Understanding speciation could help biologists better manage biodiversity issues that continue to arise as a result of ecosystem stress. It could also explain how and why a species changes over time, aiding scientists in understanding the genes responsible for evolutionary change.
The collection is loosely based on three main themes: “i) relationship between speciation and biodiversity patterns, ii) mechanisms that drive the build-up of reproductive isolation and adaption, and iii) genetics and genomics of speciation.”
“The book gets us closer to solving ‘the mystery of mysteries’, as Charles Darwin called speciation, and sets the scene for new research directions, with recent applications in genomics and bioinformatics playing instrumental roles in the discovery process” – says Pawel Michalak.

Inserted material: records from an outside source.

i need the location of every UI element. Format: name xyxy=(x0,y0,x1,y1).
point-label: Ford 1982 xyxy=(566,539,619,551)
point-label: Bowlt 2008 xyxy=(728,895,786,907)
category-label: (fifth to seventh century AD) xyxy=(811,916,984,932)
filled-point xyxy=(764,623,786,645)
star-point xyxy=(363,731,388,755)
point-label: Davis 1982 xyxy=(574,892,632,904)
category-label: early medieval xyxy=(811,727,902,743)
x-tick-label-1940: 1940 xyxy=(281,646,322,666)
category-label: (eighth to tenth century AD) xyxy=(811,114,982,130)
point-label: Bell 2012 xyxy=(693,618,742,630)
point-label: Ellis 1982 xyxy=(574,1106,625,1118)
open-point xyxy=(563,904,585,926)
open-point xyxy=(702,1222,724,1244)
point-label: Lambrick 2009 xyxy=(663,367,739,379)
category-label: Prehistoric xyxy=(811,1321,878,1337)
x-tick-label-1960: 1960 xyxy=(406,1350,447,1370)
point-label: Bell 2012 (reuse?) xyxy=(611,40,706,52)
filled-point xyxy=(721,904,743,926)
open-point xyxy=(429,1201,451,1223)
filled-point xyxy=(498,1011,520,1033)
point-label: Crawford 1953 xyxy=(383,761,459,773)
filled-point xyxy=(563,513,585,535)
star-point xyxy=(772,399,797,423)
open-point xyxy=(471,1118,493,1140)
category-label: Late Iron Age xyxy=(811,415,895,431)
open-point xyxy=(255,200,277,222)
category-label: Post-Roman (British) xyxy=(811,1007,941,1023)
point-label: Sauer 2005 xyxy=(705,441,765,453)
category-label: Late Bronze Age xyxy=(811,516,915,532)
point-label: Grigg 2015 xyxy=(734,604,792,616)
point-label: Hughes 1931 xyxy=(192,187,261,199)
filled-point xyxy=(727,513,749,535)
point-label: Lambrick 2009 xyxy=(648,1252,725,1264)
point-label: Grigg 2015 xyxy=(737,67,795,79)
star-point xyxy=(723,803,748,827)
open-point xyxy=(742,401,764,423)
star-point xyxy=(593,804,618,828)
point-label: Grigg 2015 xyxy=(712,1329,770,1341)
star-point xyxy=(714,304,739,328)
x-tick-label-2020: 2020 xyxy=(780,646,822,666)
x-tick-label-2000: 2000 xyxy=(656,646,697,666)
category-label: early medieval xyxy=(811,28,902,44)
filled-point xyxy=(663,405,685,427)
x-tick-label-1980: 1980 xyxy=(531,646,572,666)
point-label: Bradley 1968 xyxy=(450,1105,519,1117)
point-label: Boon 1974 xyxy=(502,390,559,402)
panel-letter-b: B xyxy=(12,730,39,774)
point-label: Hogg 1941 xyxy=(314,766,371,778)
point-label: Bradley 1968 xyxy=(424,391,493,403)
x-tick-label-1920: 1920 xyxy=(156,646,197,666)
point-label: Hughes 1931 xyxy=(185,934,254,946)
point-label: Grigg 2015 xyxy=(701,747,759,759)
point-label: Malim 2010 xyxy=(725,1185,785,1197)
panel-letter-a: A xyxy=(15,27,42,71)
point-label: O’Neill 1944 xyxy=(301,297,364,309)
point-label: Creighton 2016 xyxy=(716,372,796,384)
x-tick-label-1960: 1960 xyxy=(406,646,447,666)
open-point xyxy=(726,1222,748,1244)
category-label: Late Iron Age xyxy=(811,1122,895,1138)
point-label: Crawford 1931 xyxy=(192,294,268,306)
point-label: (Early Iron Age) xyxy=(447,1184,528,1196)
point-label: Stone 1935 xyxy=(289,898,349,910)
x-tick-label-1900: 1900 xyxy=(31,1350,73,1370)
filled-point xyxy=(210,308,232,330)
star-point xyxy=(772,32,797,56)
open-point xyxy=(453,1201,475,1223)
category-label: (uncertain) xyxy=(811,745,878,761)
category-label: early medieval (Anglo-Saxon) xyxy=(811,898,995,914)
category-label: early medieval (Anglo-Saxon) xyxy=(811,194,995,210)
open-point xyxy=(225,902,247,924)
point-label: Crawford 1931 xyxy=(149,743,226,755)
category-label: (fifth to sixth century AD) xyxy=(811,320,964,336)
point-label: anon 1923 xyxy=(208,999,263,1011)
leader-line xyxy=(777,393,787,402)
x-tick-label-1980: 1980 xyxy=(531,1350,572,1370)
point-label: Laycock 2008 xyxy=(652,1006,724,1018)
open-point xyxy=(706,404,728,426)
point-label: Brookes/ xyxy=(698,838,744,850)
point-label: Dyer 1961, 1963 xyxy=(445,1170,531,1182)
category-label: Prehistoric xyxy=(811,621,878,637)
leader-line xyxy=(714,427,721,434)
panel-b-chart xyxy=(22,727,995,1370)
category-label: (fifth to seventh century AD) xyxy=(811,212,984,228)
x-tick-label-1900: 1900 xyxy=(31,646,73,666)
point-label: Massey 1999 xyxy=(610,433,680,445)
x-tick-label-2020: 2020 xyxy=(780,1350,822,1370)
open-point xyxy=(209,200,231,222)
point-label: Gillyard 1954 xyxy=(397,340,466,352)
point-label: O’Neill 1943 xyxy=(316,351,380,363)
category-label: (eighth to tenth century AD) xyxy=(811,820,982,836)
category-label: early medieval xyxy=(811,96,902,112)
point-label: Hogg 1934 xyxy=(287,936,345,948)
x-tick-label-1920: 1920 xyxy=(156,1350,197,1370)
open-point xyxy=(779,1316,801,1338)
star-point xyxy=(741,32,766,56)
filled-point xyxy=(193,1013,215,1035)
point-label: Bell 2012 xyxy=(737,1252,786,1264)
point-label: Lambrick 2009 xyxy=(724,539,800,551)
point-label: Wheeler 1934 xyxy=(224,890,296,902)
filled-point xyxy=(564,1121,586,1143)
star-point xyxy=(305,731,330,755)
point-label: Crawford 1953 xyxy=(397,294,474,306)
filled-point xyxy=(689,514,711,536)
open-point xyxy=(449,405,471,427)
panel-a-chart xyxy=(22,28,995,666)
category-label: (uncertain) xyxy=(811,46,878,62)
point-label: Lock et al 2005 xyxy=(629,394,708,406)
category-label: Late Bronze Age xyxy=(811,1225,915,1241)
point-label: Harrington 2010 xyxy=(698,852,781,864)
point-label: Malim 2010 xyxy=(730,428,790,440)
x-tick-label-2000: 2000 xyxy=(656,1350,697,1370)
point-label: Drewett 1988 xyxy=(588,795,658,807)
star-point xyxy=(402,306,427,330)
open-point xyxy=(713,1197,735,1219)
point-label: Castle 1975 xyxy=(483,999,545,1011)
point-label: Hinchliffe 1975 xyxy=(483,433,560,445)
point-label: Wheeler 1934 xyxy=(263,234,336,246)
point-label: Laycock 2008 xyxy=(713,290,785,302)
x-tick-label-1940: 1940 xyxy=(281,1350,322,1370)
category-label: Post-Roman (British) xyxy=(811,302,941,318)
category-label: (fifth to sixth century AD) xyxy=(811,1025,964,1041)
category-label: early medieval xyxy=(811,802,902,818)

The Virginia Bioinformatics Institute at Virginia Tech is a premier bioinformatics, computational biology, and systems biology research facility that uses transdisciplinary approaches to science combining information technology, biology, and medicine. These approaches are used to interpret and apply vast amounts of biological data generated from basic research to some of today’s key challenges in the biomedical, environmental, and agricultural sciences. With more than 240 highly trained multidisciplinary, international personnel, research at the institute involves collaboration in diverse disciplines such as mathematics, computer science, biology, plant pathology, biochemistry, systems biology, statistics, economics, synthetic biology, and medicine. The large amounts of data generated by this approach are analyzed and interpreted to create new knowledge that is disseminated to the world’s scientific, governmental, and wider communities.